Читаем Ванька-ротный полностью

— Ты вот что, браток! Старшина появится с жратвой, ты давай неси мне свою порцию водки. Пущу даже на время посидеть в своём окопе. Может со смены когда придёшь и переночуешь! А топорик в мешке тяжело носить. Я его из Ржевского укрепрайона на себе ношу. Мзду за топорик платить надо!

— А не принесёшь, выдуешь сам сто грамм, валяться тебе с пулей в боку, считай, зря водку испортил!

Черняев с солдатами ожесточённо рубил мёрзлую землю. Торжествовал и старшина Сенин. Как ни как, он был наверху.

Когда совсем стемнело, я пошёл к Черняеву посмотреть на его работу. Мы сели с ним на целое необгоревшее бревно, которое принесли солдаты и поговорили как обычно. Черняев сказал два слова, я пару фраз, не зная, с чего начать.

Освещённый отблесками пожара, белый снег имел неестественный вид. Вспыхивал и угасал огонь. Снег во время вспышек менял свою окраску.

Пламя постепенно перекидывалось с одной избы на другую. Тушением пожара никто из солдат не занимался. Горит и горит!

У солдат свои дела! Странно было смотреть. Горят дома в деревне, а люди ходят спокойно. Проходят мимо, внимания не обращают! Нет никакой суеты, не слышно, как обычно: ни криков, ни суматохи, ни частых ударов в набат.

Помню, один небритый пожилой солдат со слезами на глазах высказал мне своё неудовольствие, — "Вот вы, товарищ лейтенант, обзываете нас бранными словами. А я хоть и солдат, но, между прочим, постарше вас годами и учитель".

— Ну и что из этого?

— Тебя за самовольное оставление позиций следует расстрелять!

— А Черняев по доброте своей всю вину взял на себя. Не сумел остановить вас, пристрелить паникера духа не хватило!

— Ты слышишь? — обратился я к своему ординарцу.

— Ему мои слова не нравятся!

— А слова не пули, дырок [в шкуре] не оставляют!

— Видишь, недоволен он чем. Безусый лейтенант на него ругается!

— Вы наверно думаете, что держать позиции и воевать должны лейтенанты, а вас, солдат, это не касается!

— Видишь, он недоволен чем!

— А теперь я хочу тебя спросить, почему ты во время обстрела не остался на месте?
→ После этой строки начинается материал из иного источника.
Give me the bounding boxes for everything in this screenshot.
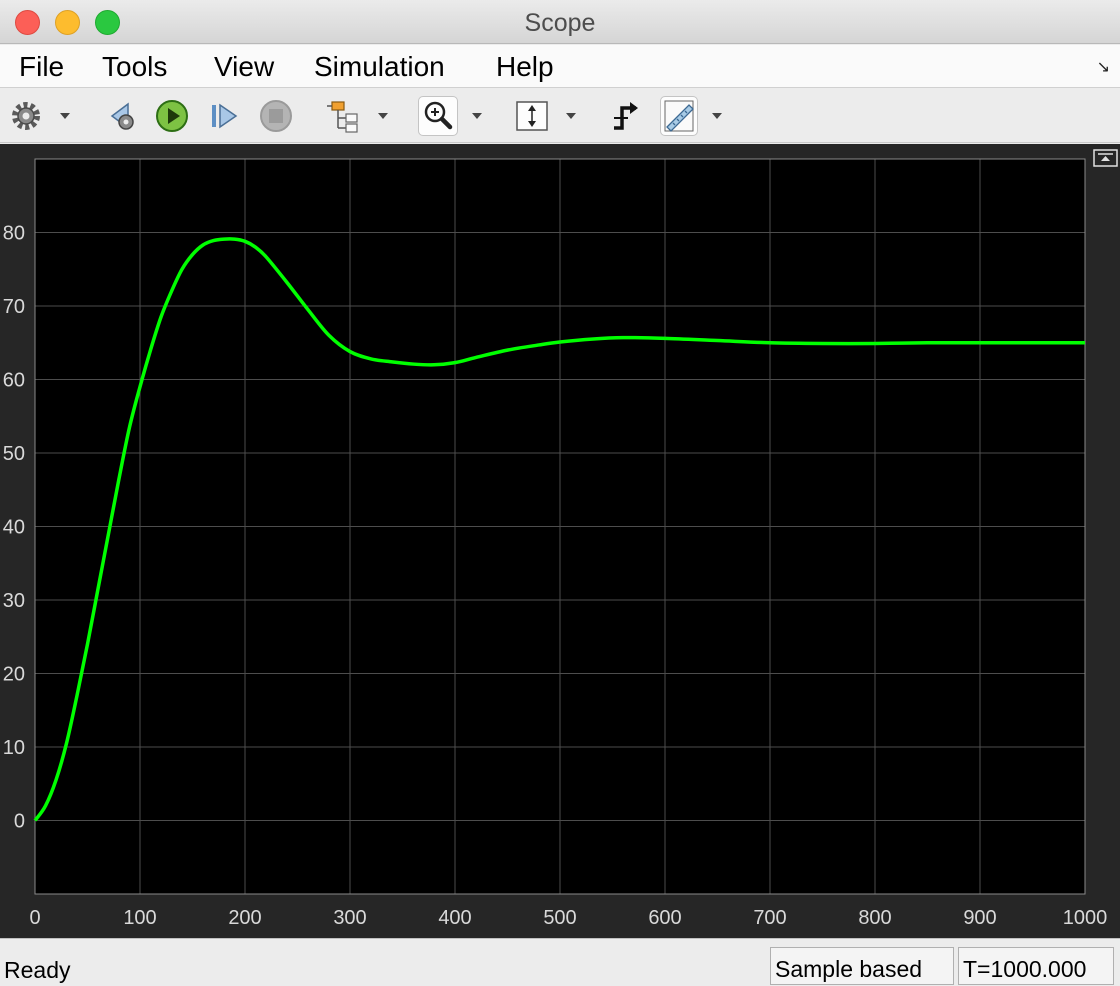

— Ты видел, что появилась паника.

— Почему, сразу не пристрелил паникера?

— Может ты и есть один из них?

— Накануне нужно было окопы долбить, а вы уговорили Черняева остаться в избах.

— Может, это ты демагогию разводил?

— Я помню, как ухмылялись вы, когда солдаты Сенина рубили мёрзлую землю.

— Ты наверно будешь помалкивать, когда следователь будет выяснять, кто посеял панику. Ни один из вас не откроет рта.

— А то, что Черняева будут судить, это вас не касается. Это вам наплевать!

— Чего молчишь?

— Ты видно, образованный, а совести у тебя нет.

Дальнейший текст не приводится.